Compte tenu de cette situation, il était préférable de reporter l’entrée en vigueur du blocage des offres en ligne illégales à une date qui devait permettre la constitution d’une offre suisse légale. En effet, dans le cas contraire, il aurait été possible que les joueurs trouvent des moyens de contourner techniquement le blocage des sites internet mis en place et prennent des habitudes de jeux qui auraient rendu le dispositif moins efficace. Le Conseil fédéral a ainsi décidé de différer l’entrée en vigueur des art. 92 à 95 de l’OJAr au 1er juillet 2019, menant à la rédaction de l’art. 131, al. 1, let. a OJAr (les art. 86 à 93 de la LJAr sont également entrés en vigueur au 1er juillet 2019).

IV. Gestion d’un recours pendant devant le Tribunal fédéral

[15]

Comme nous l’avons signalé en introduction, la LJAr a fait l’objet d’une demande de référendum qui a abouti. La votation a eu lieu le 10 juin 2018 et la loi a été acceptée par la majorité du peuple, et la totalité des cantons.
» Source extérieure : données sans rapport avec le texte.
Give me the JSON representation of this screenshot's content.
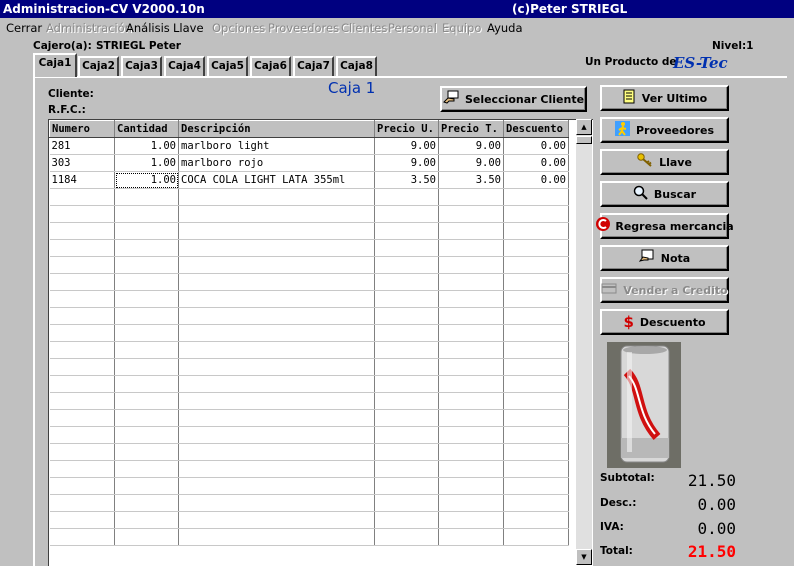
{
  "window": {
    "title": "Administracion-CV V2000.10n",
    "copyright": "(c)Peter STRIEGL"
  },
  "menu": [
    {
      "label": "Cerrar",
      "enabled": true
    },
    {
      "label": "Administración",
      "enabled": false
    },
    {
      "label": "Análisis",
      "enabled": true
    },
    {
      "label": "Llave",
      "enabled": true
    },
    {
      "label": "Opciones",
      "enabled": false
    },
    {
      "label": "Proveedores",
      "enabled": false
    },
    {
      "label": "Clientes",
      "enabled": false
    },
    {
      "label": "Personal",
      "enabled": false
    },
    {
      "label": "Equipo",
      "enabled": false
    },
    {
      "label": "Ayuda",
      "enabled": true
    }
  ],
  "header": {
    "cajero_label": "Cajero(a):",
    "cajero_name": "STRIEGL Peter",
    "nivel": "Nivel:1",
    "producto_label": "Un Producto de",
    "brand": "ES-Tec"
  },
  "tabs": [
    "Caja1",
    "Caja2",
    "Caja3",
    "Caja4",
    "Caja5",
    "Caja6",
    "Caja7",
    "Caja8"
  ],
  "active_tab": "Caja1",
  "caja_title": "Caja 1",
  "cliente_label": "Cliente:",
  "rfc_label": "R.F.C.:",
  "seleccionar_cliente": "Seleccionar Cliente",
  "table": {
    "columns": [
      "Numero",
      "Cantidad",
      "Descripción",
      "Precio U.",
      "Precio T.",
      "Descuento"
    ],
    "rows": [
      [
        "281",
        "1.00",
        "marlboro light",
        "9.00",
        "9.00",
        "0.00"
      ],
      [
        "303",
        "1.00",
        "marlboro rojo",
        "9.00",
        "9.00",
        "0.00"
      ],
      [
        "1184",
        "1.00",
        "COCA COLA LIGHT LATA 355ml",
        "3.50",
        "3.50",
        "0.00"
      ]
    ]
  },
  "buttons": {
    "ver_ultimo": "Ver Ultimo",
    "proveedores": "Proveedores",
    "llave": "Llave",
    "buscar": "Buscar",
    "regresa": "Regresa mercancia",
    "nota": "Nota",
    "vender_credito": "Vender a Credito",
    "descuento": "Descuento"
  },
  "product_image": {
    "icon": "coca-cola-light-can"
  },
  "totals": {
    "subtotal_label": "Subtotal:",
    "subtotal": "21.50",
    "desc_label": "Desc.:",
    "desc": "0.00",
    "iva_label": "IVA:",
    "iva": "0.00",
    "total_label": "Total:",
    "total": "21.50"
  },
  "colors": {
    "titlebar": "#000080",
    "caja_title": "#0030b0",
    "brand": "#0030b0",
    "total": "#ff0000"
  }
}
Toutefois, le Parti pirate Suisse ainsi que d’autres personnes intéressées ont déposé des recours en matière de droits politiques sur la tenue du vote et notamment sur le déroulement de la campagne. Les recourants reprochaient en substance à l’administration fédérale ainsi qu’aux administrations cantonales de ne pas avoir respecté leur devoir de réserve. La question était d’autant plus délicate qu’une partie des acteurs de la campagne, directement intéressés par le résultat de la votation, étaient les sociétés de loterie actives en Suisse, qui sont toutes deux des sociétés appartenant aux cantons. Le devoir de réserve imposé aux cantons étant applicable à ces sociétés, il fallait déterminer si leur implication dans la campagne avait été trop importante. Au vu de l’impact direct du résultat du scrutin sur l’activité des sociétés de loteries, le Tribunal fédéral a finalement jugé, dans un arrêt du 29 octobre 2018, que leur engagement avait été compatible avec le devoir de réserve des autorités (ATF 145 I 1).

[16]

Au départ, les ordonnances n’auraient dû être approuvées qu’après la réception de l’arrêt du Tribunal fédéral statuant sur la validité du scrutin. Il n’était cependant pas envisageable de suspendre tous les travaux sur la rédaction des ordonnances, puisqu’en cas de confirmation de la votation par le Tribunal fédéral, l’entrée en vigueur au 1er janvier 2019 aurait été possible. Dans ce cette hypothèse, une suspension du processus aurait fait perdre beaucoup de temps. Or, l’objectif avoué des différents intéressés était de faire entrer la révision en vigueur le plus tôt possible. Dans cet esprit, il a été décidé de proposer au Conseil fédéral d’adopter les ordonnances lors de sa séance du 7 novembre 20183, et de prévoir une variante pour le cas où l’arrêt du Tribunal fédéral validant la votation était notifié trop tard – en regard des délais légaux de publication des lois au Recueil officiel4 – pour pouvoir entrer en vigueur en janvier 2019. L’art. 131, al. 2, OJAr précise ainsi quand, au plus tard, l’arrêt devait être communiqué et quelles étaient les conséquences sur le moment d’entrée en vigueur : si le Tribunal fédéral avait rejeté les recours avant le 24 décembre 2018, l’OJAr (et la loi) serait entrée en vigueur au 1er janvier 2019. S’il avait, en revanche, rejeté les recours après le 24 décembre 2018, l’OJAr (et la loi) serait entrée en vigueur le 1er janvier 2020.

V. Conclusion

[17]

Les textes tels que l’art. 131 OJAr sont rares en pratique. Normalement, de telles dispositions n’ont pas besoin d’être expressément prévues. D’abord parce que le processus de coordination en cas de révision totale d’une loi est censé permettre de prendre en compte la modification de toutes les législations annexes dans un seul projet. Ensuite, parce qu’il est souvent possible de prévoir une entrée en vigueur à un autre moment qu’au 1er janvier, ce qui permet d’attendre l’aboutissement d’un éventuel référendum ou une décision sur recours. Les délais extrêmement serrés, qui ont prévalu durant toute la procédure relative à la législation sur les jeux d’argent, ont été cristallisés dans la rédaction des dispositions finales de l’OJAr, obligeant à trouver des solutions rédactionnelles pour assurer l’entrée en vigueur rapide désirée par tous les acteurs concernés.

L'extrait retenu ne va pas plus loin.